Thursday, September 01, 2005

I am only anal when...

According to D, I get really anal about money just after I do the finances. I guess it is true. When there is lots of money in the account or even just the basic limit I have decided on, then I am not worried. But when the amount is less than that limit, it worries me. I have had it happen where the mortgage payment came out and the paycheque didn't go in and it is scary to go into the overdraft. So of course, I did the finances and D is joking about buying me an ipod for my b-day. And I am not finding it funny. I know these things are $250+ and that's not even for the best one. There are cars to pay off, a mortgage and of course, the house has problems. It would be nice to have an offical floor in the office, a working shower. Among other things, of course.

I admit that I am anal though. No one can ever accuse of me being in denial about it.

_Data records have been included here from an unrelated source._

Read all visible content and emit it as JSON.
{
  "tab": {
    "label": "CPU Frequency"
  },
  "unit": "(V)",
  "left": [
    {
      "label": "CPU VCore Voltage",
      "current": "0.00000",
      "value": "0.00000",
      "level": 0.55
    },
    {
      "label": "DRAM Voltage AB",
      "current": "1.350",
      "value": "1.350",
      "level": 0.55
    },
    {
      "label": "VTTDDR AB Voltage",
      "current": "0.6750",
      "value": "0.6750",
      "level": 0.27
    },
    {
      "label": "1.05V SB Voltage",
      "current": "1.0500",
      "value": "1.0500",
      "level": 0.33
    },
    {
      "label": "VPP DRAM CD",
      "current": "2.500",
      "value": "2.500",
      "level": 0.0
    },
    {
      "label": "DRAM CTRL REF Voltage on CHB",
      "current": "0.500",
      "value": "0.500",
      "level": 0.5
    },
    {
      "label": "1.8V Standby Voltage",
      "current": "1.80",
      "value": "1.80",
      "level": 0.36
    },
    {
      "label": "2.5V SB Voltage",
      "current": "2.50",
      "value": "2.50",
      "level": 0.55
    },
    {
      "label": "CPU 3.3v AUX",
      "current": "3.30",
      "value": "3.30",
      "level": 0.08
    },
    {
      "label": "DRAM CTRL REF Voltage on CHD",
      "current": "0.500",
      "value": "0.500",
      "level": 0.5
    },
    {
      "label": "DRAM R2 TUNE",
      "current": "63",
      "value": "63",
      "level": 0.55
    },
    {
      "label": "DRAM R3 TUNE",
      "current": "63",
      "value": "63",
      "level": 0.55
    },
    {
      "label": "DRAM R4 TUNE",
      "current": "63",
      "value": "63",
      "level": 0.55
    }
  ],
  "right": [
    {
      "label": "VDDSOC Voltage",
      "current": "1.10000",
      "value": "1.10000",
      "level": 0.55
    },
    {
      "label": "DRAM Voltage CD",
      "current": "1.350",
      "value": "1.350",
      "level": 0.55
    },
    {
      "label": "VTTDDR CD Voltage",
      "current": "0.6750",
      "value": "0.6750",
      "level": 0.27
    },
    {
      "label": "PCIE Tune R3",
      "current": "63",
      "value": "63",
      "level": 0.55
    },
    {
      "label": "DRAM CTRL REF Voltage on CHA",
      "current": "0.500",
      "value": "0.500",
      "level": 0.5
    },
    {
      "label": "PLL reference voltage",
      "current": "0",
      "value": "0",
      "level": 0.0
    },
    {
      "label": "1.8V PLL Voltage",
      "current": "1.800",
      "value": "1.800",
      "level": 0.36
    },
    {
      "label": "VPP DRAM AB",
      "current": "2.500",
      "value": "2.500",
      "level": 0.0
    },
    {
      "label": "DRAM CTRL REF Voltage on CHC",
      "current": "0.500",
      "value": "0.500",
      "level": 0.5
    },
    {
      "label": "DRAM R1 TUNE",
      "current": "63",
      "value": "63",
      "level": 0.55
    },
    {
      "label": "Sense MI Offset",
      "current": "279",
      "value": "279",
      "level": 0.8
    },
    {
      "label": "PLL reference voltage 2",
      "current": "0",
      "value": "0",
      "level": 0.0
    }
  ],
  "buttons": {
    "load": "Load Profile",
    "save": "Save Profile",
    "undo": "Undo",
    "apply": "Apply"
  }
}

I often say I am anal at work too. There are certain processes that I am very particular about, that I feel are important in the 'national security' level of important. The others, especially those about to retire in a few years, are so blase and it drives me nuts. Probably drives them nuts that I am so diligent about it.

The other interesting thing about work right now is the rumors flying. I find the problem lies in the generation gap in the company. The majority of the employees are nearing retirement so learning and new opportunities are not their priorities. I, on the other hand, am ready for a new challenge. They seem to think if money is thrown at me that I will be satisfied with my position. But I have done all I can really do. I have strived to undertake new tasks and short of spending some spare time doing computer tutorials to upgrade my skills (next on my list of to do), there seems to be nothing left to learn at work. Yes, more money would be appreciated, but it is certainly not going to keep me at a job that is limited in opportunities.

I am tired though and I still have to fold the laundry and put away the dishes. Back to the domestic me.